History
- Name: TSS Hantonia
- Operator: 1911–1948: London and South Western Railway ; 1923–1948: Southern Railway ; 1948–1952: British Railways;
- Port of registry: United Kingdom
- Builder: Fairfield, Govan
- Yard number: 482
- Launched: 23 December 1911
- Fate: Scrapped 7 June 1952

General characteristics
- Tonnage: 1,567 gross register tons (GRT)
- Length: 290.3 feet (88.5 m)
- Beam: 36.1 feet (11.0 m)
- Draught: 15.3 feet (4.7 m)

= SS Hantonia =

TSS Hantonia was a passenger vessel built for the London and South Western Railway in 1911.

==History==

The ship was built by Fairfield Govan and launched on 23 December 1911 as Louvima, but in January 1912 renamed Hantonia. With her sister ship they entered service between Southampton and Le Havre. They were the first cross-channel steamers to be fitted with single-reduction geared Parsons' turbines, which gave the vessels a speed of over 20 knots but also cut down on the vibration experienced by cross-Channel passengers.

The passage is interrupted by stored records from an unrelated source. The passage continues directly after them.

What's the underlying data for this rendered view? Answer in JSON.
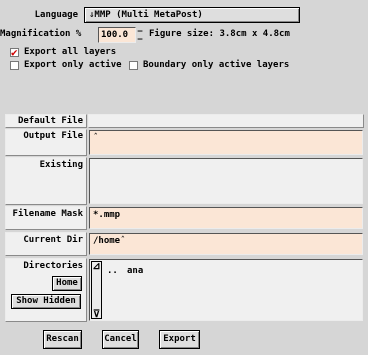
{
  "language": {
    "label": "Language",
    "value": "MMP (Multi MetaPost)",
    "icon": "chevron-down-icon"
  },
  "magnification": {
    "label": "Magnification %",
    "value": "100.0",
    "figure_size": "Figure size: 3.8cm x 4.8cm"
  },
  "export_options": {
    "export_all": {
      "label": "Export all layers",
      "checked": true
    },
    "export_active": {
      "label": "Export only active",
      "checked": false
    },
    "boundary_active": {
      "label": "Boundary only active layers",
      "checked": false
    }
  },
  "files": {
    "default_file_label": "Default File",
    "output_file_label": "Output File",
    "output_file_value": "",
    "existing_label": "Existing",
    "filename_mask_label": "Filename Mask",
    "filename_mask_value": "*.mmp",
    "current_dir_label": "Current Dir",
    "current_dir_value": "/home",
    "directories_label": "Directories",
    "home_button": "Home",
    "show_hidden_button": "Show Hidden",
    "directory_entries": [
      "..",
      "ana"
    ]
  },
  "actions": {
    "rescan": "Rescan",
    "cancel": "Cancel",
    "export": "Export"
  },
  "colors": {
    "field_bg": "#fbe6d6",
    "panel_bg": "#d6d6d6",
    "checkmark": "#d00000"
  }
}
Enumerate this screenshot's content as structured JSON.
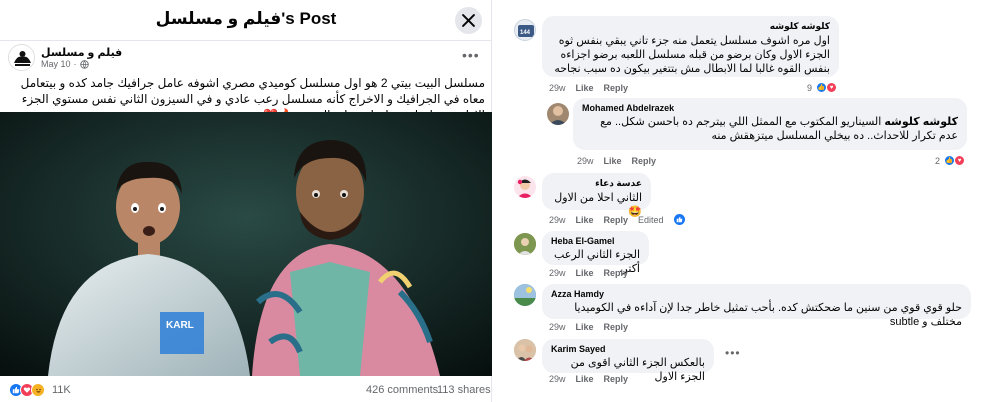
{
  "post": {
    "title": "فيلم و مسلسل's Post",
    "author": "فيلم و مسلسل",
    "date": "May 10",
    "text": "مسلسل البيت بيتي 2 هو اول مسلسل كوميدي مصري اشوفه عامل جرافيك جامد كده و بيتعامل معاه في الجرافيك و الاخراج كأنه مسلسل رعب عادي  و في السيزون الثاني نفس مستوي الجزء الاول ..مسلسل مسلسل تسلية السنين 🔥❤️",
    "reaction_count": "11K",
    "comments_count": "426 comments",
    "shares_count": "113 shares",
    "image_shirt_text": "KARL"
  },
  "comments": [
    {
      "name": "كلوشه كلوشه",
      "text": "اول مره اشوف مسلسل يتعمل منه جزء تاني يبقي بنفس ثوه الجزء الاول وكان برضو من قبله مسلسل اللعبه برضو اجزاءه بنفس القوه غالبا لما الابطال مش بتتغير بيكون ده سبب نجاحه",
      "time": "29w",
      "like": "Like",
      "reply": "Reply",
      "count": "9"
    },
    {
      "name": "Mohamed Abdelrazek",
      "mention": "كلوشه كلوشه",
      "text": "السيناريو المكتوب مع الممثل اللي بيترجم ده باحسن شكل.. مع عدم تكرار للاحداث.. ده بيخلي المسلسل ميتزهقش منه",
      "time": "29w",
      "like": "Like",
      "reply": "Reply",
      "count": "2"
    },
    {
      "name": "عدسة دعاء",
      "text": "الثاني احلا من الاول 🤩",
      "time": "29w",
      "like": "Like",
      "reply": "Reply",
      "edited": "Edited"
    },
    {
      "name": "Heba El-Gamel",
      "text": "الجزء الثاني الرعب أكتر.",
      "time": "29w",
      "like": "Like",
      "reply": "Reply"
    },
    {
      "name": "Azza Hamdy",
      "text": "حلو قوي قوي من سنين ما ضحكتش كده. بأحب تمثيل خاطر جدا لإن آداءه في الكوميديا مختلف و subtle",
      "time": "29w",
      "like": "Like",
      "reply": "Reply"
    },
    {
      "name": "Karim Sayed",
      "text": "بالعكس الجزء الثاني اقوى من الجزء الاول",
      "time": "29w",
      "like": "Like",
      "reply": "Reply"
    }
  ],
  "colors": {
    "facebook_blue": "#1877f2",
    "love_red": "#f33e58",
    "haha_yellow": "#f7b125",
    "bubble_gray": "#f0f2f5",
    "secondary_text": "#65676b"
  },
  "icons": {
    "close": "close-icon",
    "globe": "globe-icon",
    "more": "more-options-icon",
    "like": "like-reaction-icon",
    "love": "love-reaction-icon",
    "haha": "haha-reaction-icon"
  }
}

Hantonia was requisitioned by the Admiralty in 1914 and operated as a troopship during the First World War and after war service she was acquired by the Southern Railway in 1923.

In 1939 Hantonia was requisitioned for a second time by the Admiralty and transported troops between Folkestone and Calais until January 1940. She was then a Royal Navy accommodation ship until 1945. She returned to railway service in 1945 and was deployed on the Channel Islands service, where she returned children who had been evacuated before the German Invasion. From 1946 returned to the Southampton to Le Havre service.

In 1948 Hantonia was acquired by British Railways and was later retired and then scrapped in 1952.